The plane successfully underwent its runway test flight at the Paine field in Seattle, Washington last week and will be accompanied by executives from its manufacturers Boeing and its Trent engine manufacturer, Rolls-Royce.
They are expected to be received by Tanzania’s President John Magufuli.
The aeroplane will have completed a 22-hour flight through Europe to fuel.
Air Tanzania’s new Boeing 787-8 Dreamliner will be powered by the latest version of the Trent 1000 TEN (Thrust, Efficiency and New Technology).
This engine will power all three versions of the Boeing 787 and offers up to three per cent lower fuel burn than its competitors.
The engine helps the Dreamliner to achieve 20 per cent greater efficiency than the aircraft it replaces, as well as halving the noise footprint of previous-generation aircraft.
The plane, christened “Kilimanjaro-Hapa kazi tu,” will now see Air Tanzania start operating intercontinental routes to Mumbai starting in September.
Change in fortunes
This will signal a change in fortunes for the country’s national carrier, revived barely two years ago, as it seeks to play a bigger role in the regional aviation market, which is dominated by Ethiopia, Kenya and Rwanda.
A fortnight ago, the airlines commercial and business development director Patrick Ndekana said the Dreamliner aircraft will fly to Mumbai three times a week — its first flight outside the continent.
In March, Air Tanzania said that the 787 Dreamliner will be its flagship aircraft as it renews and grows its fleet.
The Air Tanzania fleet improvement programme, which The EastAfrican has seen, includes purchase of six aircraft including three Bombardier DASH8 Q400s — two of which were delivered in September 2016, and which it now uses for its domestic routes between Dar es Salaam and the Comoros islands, Mwanza, Kigoma and Mtwara.
It also received one Bombardier DASH8 Q400 in June last year.

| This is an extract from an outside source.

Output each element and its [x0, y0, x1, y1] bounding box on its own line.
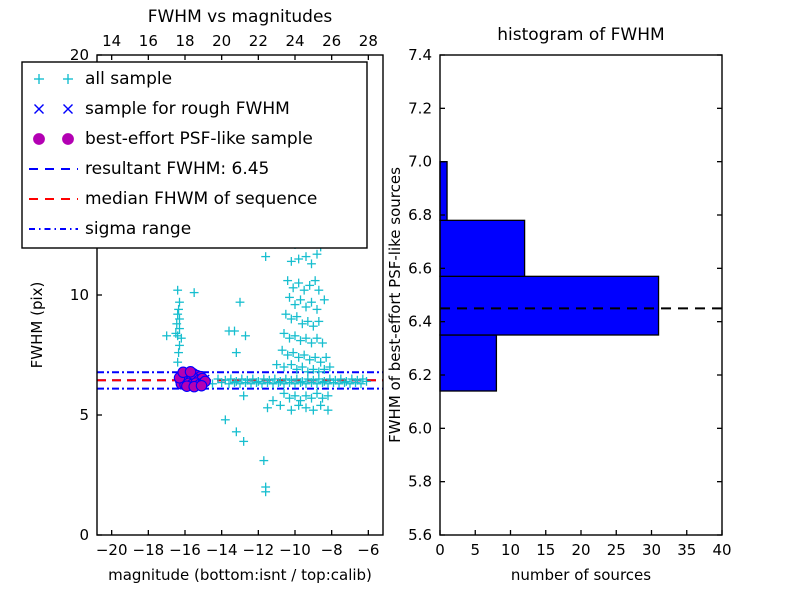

The plan shows that by July, Air Tanzania should be operating a fleet of seven aircraft as it has been operating one Bombardier DASH8 Q300 since 2011.
The airline will also be receiving two more new Bombardier CS300s after the country’s flight agency finalised purchase agreements with American manufacturer Boeing Commercial Airplanes and Canada's Bombardier Inc.
Two years ago, Tanzania decided to develop a programme for revamping its national carrier, which included buying six new aircraft between 2016 and 2018, payment of debts and provision of start-up capital, improvement and modernisation of business systems.
**Article corrected to reflect the plane was to arrive on Sunday and not Monday as had been stated here.